Modeling the effect of flame structure on the formation of aromatics in opposed flow diffusion flames

The effect of flame structure on the mole fractions of species included in the Appel, Bockhorn, and Frenklach C₂ mechanism was investigated numerically in an opposed flow ethylene diffusion flame using OPPDIF. All flames were produced at the adiabatic flame temperature of the neat ethylene-air flame (2370 K) with similar strain rates. Numerous experimental results show that soot formation can be reduced and even eliminated while maintaining constant temperature by removing inert from the oxidizer stream and diluting the fuel. This study shows that when comparing the extreme cases of a heavily sooting neat ethylene/air flame and a non-sooting 8%-C₂H₄-N₂/100%-O₂ flame with identical adiabatic flame temperatures the peak benzene mole fraction decreases by only a factor of eight, which would appear to be insufficient for complete soot suppression.
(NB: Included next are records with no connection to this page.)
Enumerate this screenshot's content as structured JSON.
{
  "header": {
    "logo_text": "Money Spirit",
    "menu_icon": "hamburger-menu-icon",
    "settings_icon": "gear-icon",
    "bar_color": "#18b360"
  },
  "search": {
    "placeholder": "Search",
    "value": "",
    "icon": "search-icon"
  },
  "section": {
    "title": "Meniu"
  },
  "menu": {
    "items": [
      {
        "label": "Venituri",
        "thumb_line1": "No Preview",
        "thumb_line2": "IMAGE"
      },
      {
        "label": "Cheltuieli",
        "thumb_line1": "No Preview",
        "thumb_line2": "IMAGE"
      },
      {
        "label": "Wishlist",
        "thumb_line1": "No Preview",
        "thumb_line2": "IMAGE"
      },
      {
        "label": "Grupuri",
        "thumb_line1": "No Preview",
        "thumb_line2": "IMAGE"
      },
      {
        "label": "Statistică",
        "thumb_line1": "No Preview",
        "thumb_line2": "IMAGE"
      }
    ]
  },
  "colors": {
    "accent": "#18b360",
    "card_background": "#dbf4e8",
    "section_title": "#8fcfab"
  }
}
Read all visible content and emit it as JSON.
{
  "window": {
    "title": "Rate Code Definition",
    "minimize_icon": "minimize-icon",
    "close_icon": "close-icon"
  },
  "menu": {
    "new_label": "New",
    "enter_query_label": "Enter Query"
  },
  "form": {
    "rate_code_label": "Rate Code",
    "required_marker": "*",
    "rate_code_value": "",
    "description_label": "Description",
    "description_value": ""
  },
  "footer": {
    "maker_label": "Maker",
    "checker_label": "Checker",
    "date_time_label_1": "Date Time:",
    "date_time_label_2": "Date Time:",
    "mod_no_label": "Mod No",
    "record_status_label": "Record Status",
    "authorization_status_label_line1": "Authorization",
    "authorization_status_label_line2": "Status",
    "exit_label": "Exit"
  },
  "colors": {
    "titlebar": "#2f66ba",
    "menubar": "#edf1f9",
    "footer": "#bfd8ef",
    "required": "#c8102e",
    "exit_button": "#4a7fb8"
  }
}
The results also show that even though the ethylene mole fraction was reduced by a factor of 12 in the non-sooting flame, the peak mole fractions of n-C₄H₃, n-C₄H₅, and the propargyl radical (C₃H₃) decrease by only a factor of two, and acetylene (C₂H₂) decreases by a factor of four. In addition there is a slight increase in the peak mole fraction of the vinyl radical (C₂H₃) and a dramatic increase in the C₂H₃O peak mole fraction by nearly two orders of magnitude. These results indicate that other species in addition to benzene, acetylene, propargyl, n-C₄H₃, and n-C4H5 may be important in the path to PAH and soot particle formation for diffusion flames.